A coleta realizou-se durante visita técnica de sete alunos, no último 18 de junho, a duas agroindústrias da agrovila Santa Terezinha, no Ramal do Pacuquara. As possibilidades inventivas de pratos com crueira já vêm sendo didaticamente pré-testadas em versões amazônicas de “vol-au-vent”, uma espécie de pasta folhada francesa, ou como ingrediente para empanar petiscos fritos.
“Criatividade é uma ferramenta imprescindível da Gastronomia”, diz a estudante de Gastronomia Maria Luz Aviz, de 52 anos, que participou da ação.
Moradora do bairro do Marco, em Belém, a também advogada estuda Gastronomia com um objetivo cooperativo: mobilizar, reunir e multiplicar técnicas entre mulheres da comunidade Santa Maria do Guarimã, em Vigia de Nazaré, na região do Guamá, onde mantém o sítio Luz de Maria. Mais qualificadas, as mulheres melhoram a renda e fortalecem a cidadania.
O sítio, na Estrada de Porto Salvo, no Km 2 da rodovia PA-142, funciona como ponto de encontro e capacitação sobre produtos tais quais pescado característico, com destaque para gurijuba, e plantas alimentícias não-convencionais (pancs), com destaque para cariru.
“Foi valioso participar desse momento com a Emater, porque eu sempre cultivei muito interesse nos insumos da terra, no âmbito de sustentabilidade ambiental. Uma das coisas que vi nas agroindústrias de Castanhal foi usarem caroço de açaí e refugo de dendê como combustível dos fornos das casas-de-farinha. Deixam de desmatar e queimar madeira pra reciclar”, relata.
Evento
Organizada pelo tecnólogo em alimentos da Emater Marcelo Costa, especialista em Gestão de Produção e mestre em Empreendimentos Agroalimentares, e pela professora da Uepa Elen Vanessa Silva, tecnóloga agroindustrial especialista em Apicultura, especialista em Gastronomia, especialista em Nutrição do Esporte e pós-doutora em Ciência e Tecnologia de Alimentos, a visita técnica percorreu duas propriedades.
Na de Eládio Dias, de 57 anos, o carro-chefe é a “farinha de macaxeira”: são mais de três toneladas e meia por semana. Já com Evandro Morais, de 47 anos, sob a marca Sabor Rural, por semana são duas toneladas de farinha de tapioca e duas toneladas de goma de tapioca.
De acordo com Costa, o projeto da Emater de Castanhal que engaja universitários dos cursos de Gastronomia e Tecnologia de Alimentos da Uepa na vivência explícita do meio rural deve se estender, nos próximos meses, a outras cadeias produtivas além da mandioca: serão incluídos empreendimentos de chocolate nativo e polpas de frutas, como açaí, bacuri e cupuaçu.

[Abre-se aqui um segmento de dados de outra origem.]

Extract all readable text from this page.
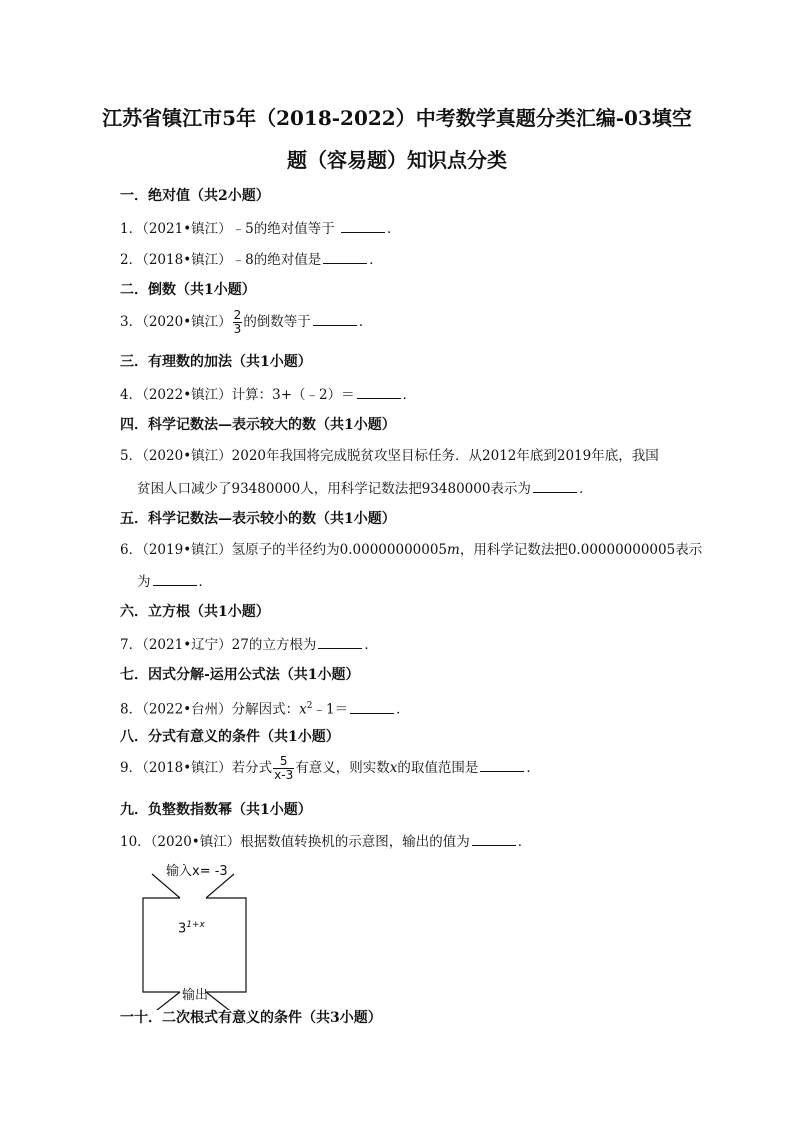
江苏省镇江市5年（2018-2022）中考数学真题分类汇编-03填空
题（容易题）知识点分类
一．绝对值（共2小题）
1．（2021•镇江）﹣5的绝对值等于	．
2．（2018•镇江）﹣8的绝对值是	．
二．倒数（共1小题）
3．（2020•镇江） $\frac{2}{3}$ 的倒数等于	．
三．有理数的加法（共1小题）
4．（2022•镇江）计算：3+（﹣2）＝	．
四．科学记数法—表示较大的数（共1小题）
5．（2020•镇江）2020年我国将完成脱贫攻坚目标任务．从2012年底到2019年底，我国
贫困人口减少了93480000人，用科学记数法把93480000表示为	．
五．科学记数法—表示较小的数（共1小题）
6．（2019•镇江）氢原子的半径约为0.00000000005m，用科学记数法把0.00000000005表示
为	．
六．立方根（共1小题）
7．（2021•辽宁）27的立方根为	．
七．因式分解-运用公式法（共1小题）
8．（2022•台州）分解因式：$x^2﹣1=$	．
八．分式有意义的条件（共1小题）
9．（2018•镇江）若分式 $\frac{5}{x-3}$ 有意义，则实数x的取值范围是	．
九．负整数指数幂（共1小题）
10．（2020•镇江）根据数值转换机的示意图，输出的值为	．
输入x= -3
$3^{1+x}$
输出
一十．二次根式有意义的条件（共3小题）
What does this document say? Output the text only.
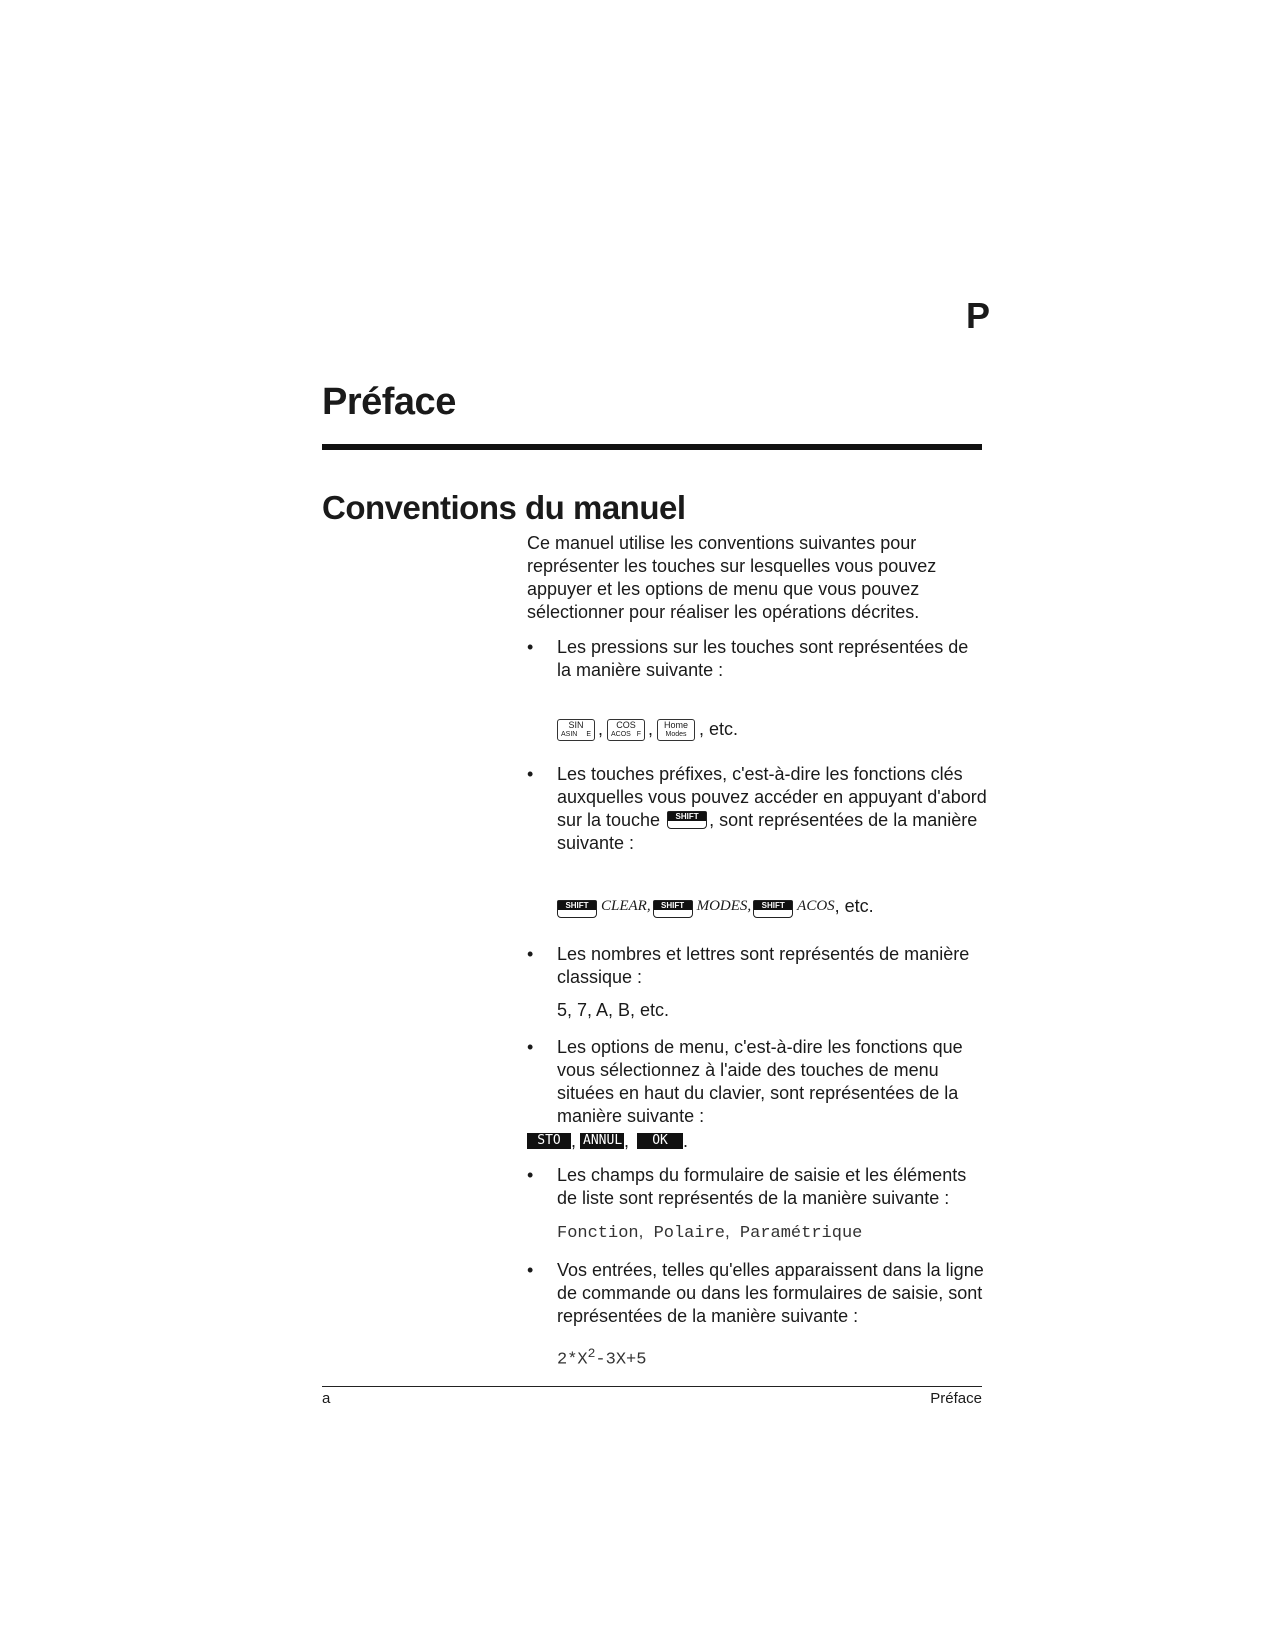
P
Préface
Conventions du manuel

Ce manuel utilise les conventions suivantes pour représenter les touches sur lesquelles vous pouvez appuyer et les options de menu que vous pouvez sélectionner pour réaliser les opérations décrites.

•	Les pressions sur les touches sont représentées de la manière suivante :
SIN
ASIN E ,	COS
ACOS F ,	Home
Modes , etc.
•	Les touches préfixes, c'est-à-dire les fonctions clés auxquelles vous pouvez accéder en appuyant d'abord sur la touche	SHIFT , sont représentées de la manière suivante :
SHIFT CLEAR,	SHIFT MODES,	SHIFT ACOS , etc.
•	Les nombres et lettres sont représentés de manière classique :
5, 7, A, B, etc.
•	Les options de menu, c'est-à-dire les fonctions que vous sélectionnez à l'aide des touches de menu situées en haut du clavier, sont représentées de la manière suivante :
STO ►
, ANNUL ,	OK .
•	Les champs du formulaire de saisie et les éléments de liste sont représentés de la manière suivante :
Fonction, Polaire, Paramétrique
•	Vos entrées, telles qu'elles apparaissent dans la ligne de commande ou dans les formulaires de saisie, sont représentées de la manière suivante :
$2*X^2-3X+5$
a	Préface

“A ideia é conectar não só cidade e campo, mas conhecimento popular com as atualizações do conhecimento científico, no contexto de agroindustrialização e consumo comercial. Quando integramos duas pontas, a lavoura e a cozinha, também incentivamos o aproveitamento integral dos alimentos, como é este caso da mandioca, no evitar desperdício e na promoção de segurança alimentar e nutricional. As visitas técnicas servem, ainda, de divulgação: dão visibilidade aos protagonistas da tão propagada e diferenciada ‘culinária paraense’: os fornecedores - autênticos representantes e mantenedores das tradições ”, afirma.